Especially in our community of analytic thinkers, I suspect many of us analyze populations. So this is a notification to all of my colleagues in science. I count. Other women count, too. We will be counting and evaluating how many women you include in the team you are assembling. And we are going to ask you about it.

So I’m asking you to count, too, particularly when it comes to formative groups. As the leader of a formative group, please go the extra step of asking, “Are there candidates for this team who are ­female/​­early career/​­international/​­minority?” (Hint: the answer often is “yes.”) If so, then bring them onto your team.

When you are a member of a formative group, look at the composition of the rest of your team. Ask your leadership, “Where are the minorities on this assessment group?” Then follow up by looking at diversity in your formative actions: “Are there female candidates on the short list for this faculty position?”

Even outside of a team, evaluate team composition when you see someone post the names of team members in a presentation or a website, or the list of invited speakers at a conference, or the list of award winners. If the list is homogeneous, ask those in charge, “Why are all of the ­co-​­investigators male? Why are there no minorities among the speakers on the agenda?” Don’t do so in an accusatory manor. But do so to bring diversity up to the level of conscious thinking.

The Long Term Goal

As long as we follow our subconscious tendencies to pick people like ourselves, gender imbalance—or any imbalance, for that matter—will persist.
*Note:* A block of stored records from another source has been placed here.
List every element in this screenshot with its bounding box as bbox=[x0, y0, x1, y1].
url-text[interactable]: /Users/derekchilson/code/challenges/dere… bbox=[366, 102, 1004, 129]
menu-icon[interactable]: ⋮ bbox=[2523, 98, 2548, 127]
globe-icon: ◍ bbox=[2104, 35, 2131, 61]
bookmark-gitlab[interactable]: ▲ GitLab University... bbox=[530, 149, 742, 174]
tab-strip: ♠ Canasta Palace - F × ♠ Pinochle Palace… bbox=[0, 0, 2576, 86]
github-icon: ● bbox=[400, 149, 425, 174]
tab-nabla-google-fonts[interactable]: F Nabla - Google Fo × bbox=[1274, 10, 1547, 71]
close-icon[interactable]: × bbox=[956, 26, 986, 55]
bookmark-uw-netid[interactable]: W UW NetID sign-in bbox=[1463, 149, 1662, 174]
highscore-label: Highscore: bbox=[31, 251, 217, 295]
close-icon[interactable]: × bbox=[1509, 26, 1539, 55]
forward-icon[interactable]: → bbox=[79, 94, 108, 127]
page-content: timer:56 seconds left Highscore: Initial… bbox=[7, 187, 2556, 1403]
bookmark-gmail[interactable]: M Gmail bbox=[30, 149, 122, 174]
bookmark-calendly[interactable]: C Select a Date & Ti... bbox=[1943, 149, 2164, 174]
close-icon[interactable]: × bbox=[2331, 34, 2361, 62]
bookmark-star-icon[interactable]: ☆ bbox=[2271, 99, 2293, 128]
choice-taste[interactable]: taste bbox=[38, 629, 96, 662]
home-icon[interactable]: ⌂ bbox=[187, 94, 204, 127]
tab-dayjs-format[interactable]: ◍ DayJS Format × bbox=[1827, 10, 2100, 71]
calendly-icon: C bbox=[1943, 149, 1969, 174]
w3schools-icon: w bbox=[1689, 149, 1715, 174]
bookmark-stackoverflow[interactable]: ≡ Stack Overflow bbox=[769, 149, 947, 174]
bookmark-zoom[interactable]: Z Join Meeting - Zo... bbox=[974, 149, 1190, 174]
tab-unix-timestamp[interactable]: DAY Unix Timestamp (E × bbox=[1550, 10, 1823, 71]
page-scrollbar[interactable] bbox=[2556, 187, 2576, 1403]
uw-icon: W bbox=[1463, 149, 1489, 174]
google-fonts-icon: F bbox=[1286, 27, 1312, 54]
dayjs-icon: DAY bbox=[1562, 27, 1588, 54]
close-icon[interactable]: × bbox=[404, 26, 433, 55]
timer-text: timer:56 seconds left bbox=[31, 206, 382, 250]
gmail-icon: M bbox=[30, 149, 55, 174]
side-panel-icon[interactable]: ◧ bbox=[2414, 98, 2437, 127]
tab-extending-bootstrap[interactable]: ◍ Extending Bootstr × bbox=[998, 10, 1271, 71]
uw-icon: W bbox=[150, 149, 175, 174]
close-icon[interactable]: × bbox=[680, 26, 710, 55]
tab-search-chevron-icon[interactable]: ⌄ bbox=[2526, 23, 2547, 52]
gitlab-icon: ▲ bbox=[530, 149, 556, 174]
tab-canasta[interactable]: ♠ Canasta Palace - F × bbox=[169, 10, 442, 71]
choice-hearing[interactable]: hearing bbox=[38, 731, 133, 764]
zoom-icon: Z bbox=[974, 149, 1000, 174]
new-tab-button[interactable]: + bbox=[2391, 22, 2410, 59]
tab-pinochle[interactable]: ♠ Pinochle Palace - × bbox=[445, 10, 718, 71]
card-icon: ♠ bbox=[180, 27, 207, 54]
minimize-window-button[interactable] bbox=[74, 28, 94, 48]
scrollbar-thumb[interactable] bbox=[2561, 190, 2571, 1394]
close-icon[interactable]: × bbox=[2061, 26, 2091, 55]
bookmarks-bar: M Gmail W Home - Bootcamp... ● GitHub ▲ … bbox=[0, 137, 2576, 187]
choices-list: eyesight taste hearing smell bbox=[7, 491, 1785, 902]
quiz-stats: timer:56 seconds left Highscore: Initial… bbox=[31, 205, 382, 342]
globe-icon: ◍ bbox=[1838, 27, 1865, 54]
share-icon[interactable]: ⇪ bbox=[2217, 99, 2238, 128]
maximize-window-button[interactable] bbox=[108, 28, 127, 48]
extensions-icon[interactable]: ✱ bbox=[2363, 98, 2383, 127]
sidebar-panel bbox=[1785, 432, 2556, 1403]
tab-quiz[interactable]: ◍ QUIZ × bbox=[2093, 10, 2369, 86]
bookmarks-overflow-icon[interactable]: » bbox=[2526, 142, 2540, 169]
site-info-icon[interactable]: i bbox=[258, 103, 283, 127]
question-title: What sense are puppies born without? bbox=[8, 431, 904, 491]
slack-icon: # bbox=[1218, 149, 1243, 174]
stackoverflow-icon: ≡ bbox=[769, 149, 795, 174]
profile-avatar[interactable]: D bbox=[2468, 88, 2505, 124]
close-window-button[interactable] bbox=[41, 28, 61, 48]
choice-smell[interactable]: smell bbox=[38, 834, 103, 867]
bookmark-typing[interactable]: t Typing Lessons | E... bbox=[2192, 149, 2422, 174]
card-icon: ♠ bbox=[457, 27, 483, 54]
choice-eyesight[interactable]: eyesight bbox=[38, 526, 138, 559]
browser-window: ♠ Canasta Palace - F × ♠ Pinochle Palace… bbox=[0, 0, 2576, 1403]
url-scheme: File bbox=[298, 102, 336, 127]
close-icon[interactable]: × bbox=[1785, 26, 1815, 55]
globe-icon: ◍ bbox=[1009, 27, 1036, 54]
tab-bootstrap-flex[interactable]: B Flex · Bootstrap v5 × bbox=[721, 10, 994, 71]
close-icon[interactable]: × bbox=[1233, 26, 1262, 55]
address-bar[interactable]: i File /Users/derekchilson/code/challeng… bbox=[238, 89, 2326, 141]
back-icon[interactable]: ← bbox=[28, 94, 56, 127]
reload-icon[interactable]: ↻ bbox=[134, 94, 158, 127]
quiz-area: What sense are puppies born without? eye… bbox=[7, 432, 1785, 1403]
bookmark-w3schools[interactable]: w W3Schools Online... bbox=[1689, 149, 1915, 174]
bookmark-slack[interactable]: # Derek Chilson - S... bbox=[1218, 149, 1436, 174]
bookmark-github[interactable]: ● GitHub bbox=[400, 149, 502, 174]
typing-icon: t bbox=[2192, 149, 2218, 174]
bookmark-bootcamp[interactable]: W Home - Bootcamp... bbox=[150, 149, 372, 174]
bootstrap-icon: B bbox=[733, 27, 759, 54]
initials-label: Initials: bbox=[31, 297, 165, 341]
Nonetheless, I feel confident that most people, if consciously evaluating teams for diversity, will be able to assemble ­well-​­qualified, diverse teams. My hope is that eventually, by making a conscious effort to be more diverse in our selections, ­early-​­career women scientists will see a thriving community of established women scientists and feel included, and the population of women scientists will rally.

Then maybe, when you get that dreaded question from the audience, “Why are there no women on your team?,” the answer will be, “They all turned me down because they are overcommitted.”


McPherson, M., L. Smith-Lovin, and J. M. Cook (2001) Birds of a feather: Homophily in social networks, Ann Rev. Sociol. (27), 414–444, DOI:10.1146/​annurev.soc.27.1.415.